Her şiirin bir konusu vardır; ancak şiir salt konu değildir. Konu güzelse, şiir de otomatik olarak güzel olur diye bir şey yoktur. Örgü de önemlidir. İşlenen konu çok önemli de olsa, eğer dile getirme biçimi özgün ve yaratıcı değilse söz konusu olan metin şiir olamaz.
Yer, zaman, kişi, olayda şiirin vazgeçilmezleridir. Fakat soyutlama ön plandadır. Şiir, düzyazı gibi açık seçik dile getirilmez; tüm bunlar kimi mısralarda çağrışım yaparken, bazıları da teğet geçer. Sembol kullanılır, tasvir yapar. Doğrudan değinme de olur kuşkusuz ama her zaman değil. İstisna olabilir. Vurgulama güçlendirebilir, bilerek ve birçok alternatif biçimden bir şekilde değerlendirilebilir. Somutluk bakımından kaba olmamalı, sırıtan ve açıkta kalan fuzuli bir kütle gibi hiç olmamalıdır. “Eksik şiir” diye bir tanımlama olmadığına göre, şiir de fazlalık da kaldıramaz. Fazla olan tek bir sözcük dahi bazen birkaç mısrayı birbirinden koparıp şiiri tümden de bozabiliyor.
Şiirde asıl atlama taşı, imgedir. İmgesiz şiir düşünülemez. Normal günlük konuşma dilini bir üst aşamaya çıkartıp, şiirleştiren temel güç imgedir. İmgesiz mısralar ancak bir sözcük yığını oluşturabilir. Estetik ve sanatsal bir yapı oluşturmaz. Misyon da önemlidir şiirde. Amaç ve hedef kitlesi nedir, sorusunun cevabı “zamansallıkta” da bulunabilir. Ehmedê Xani ve Cegerxwîn’in dönemiyle bugünkü şartlar aynı değildir.

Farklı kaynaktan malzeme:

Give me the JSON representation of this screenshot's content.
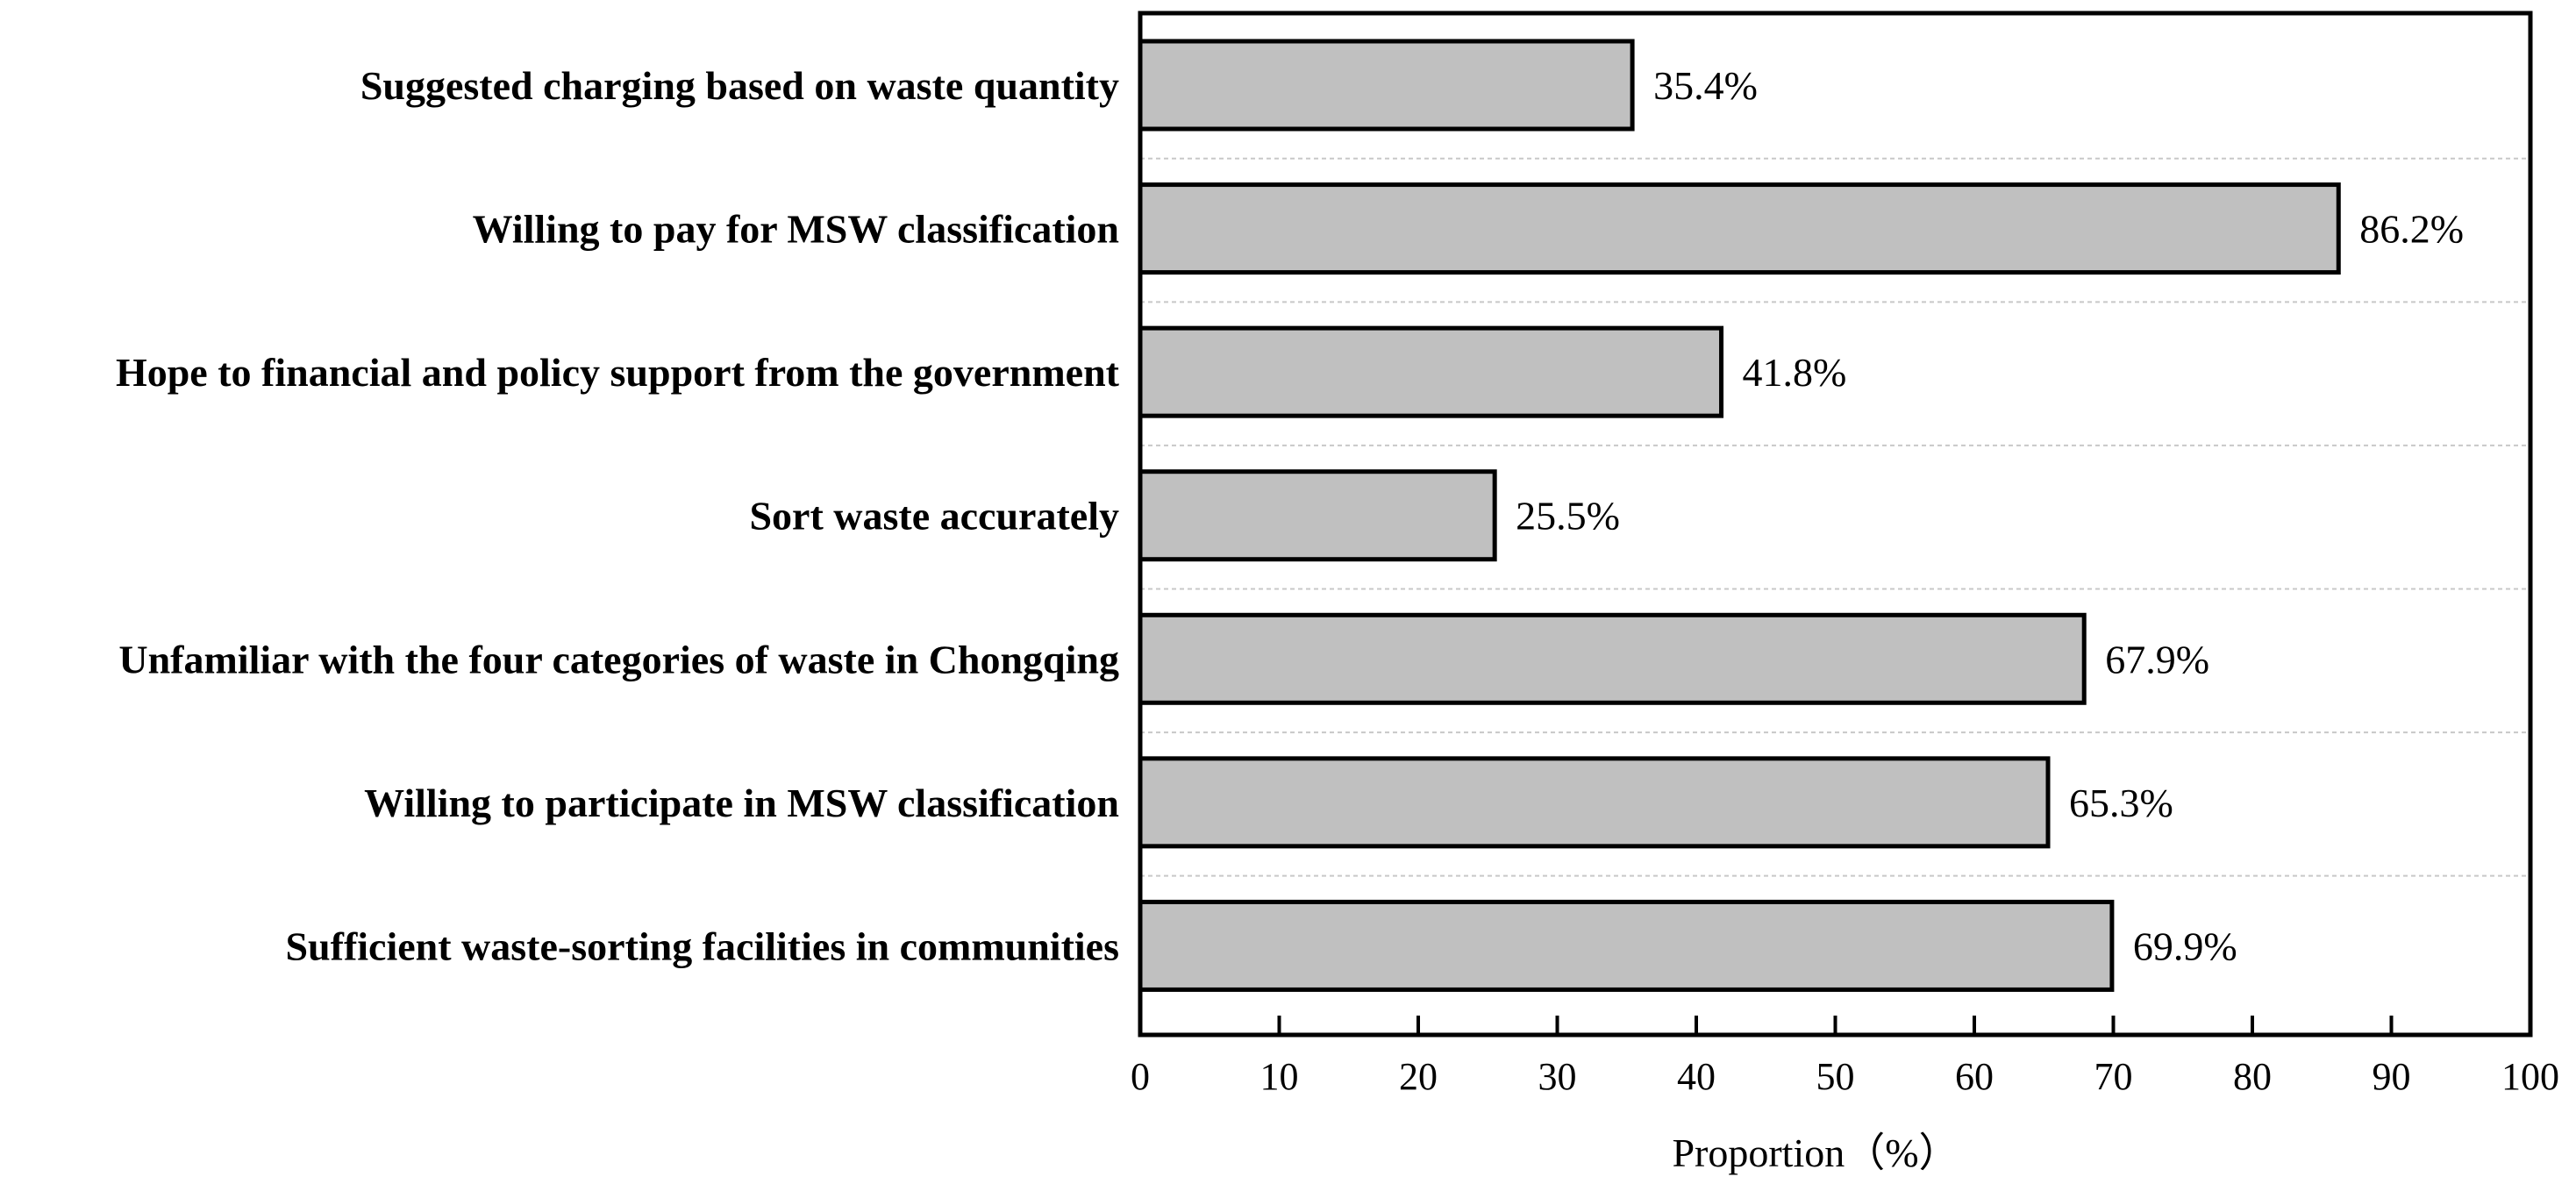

Ülke ve halk gerçekliği aynı olsa da, toplumsal gerçeklik epeyce değişmiştir. Dolayısıyla bugünkü şiirin amaç ve biçimi de değişmek zorundadır. Anlamda, biçimde de onlar gibi yazmaya çalışmak, onları taklit etmek özgünlük değildir. Yaratıcılık ise hiç değildir. Onlar gibi halk öncüleri ve edebiyat dehalarından öğreneceğimiz çok şey vardır. Her zaman da öğrenmeye çalışacağız. Ama onları taklit etmeye çalışmak onların hünerlerine de layık olamamaktır.
Şiirde aşırı karamsarlığı işlemek de kalıcı eserlerin ortaya çıkarılmasına engeldir. Bilge, “Sizin dilinizde gelecek yoktur. Hep geçmiş vardır ve mağduriyet üzerine. Bunu aşın” diyor. Şiirde moral, coşku ve umudu gerçekleştirebildiğimiz oranda önderliğin önümüze koymuş olduğu hedefe ulaşmış olacağız. Bu da yaşamın tümünde olduğu gibi, şiirde de proleterleşmeyi ve fazla emek harcayıp ürünlerimizi estetikleştirmeyi gerektirmektedir. Şiir ütopyadır, özgürlük arayışıdır. Hakikate ulaşma yöntemidir.
* Bandırma 1 nolu T Tipi Cezaevi’nde.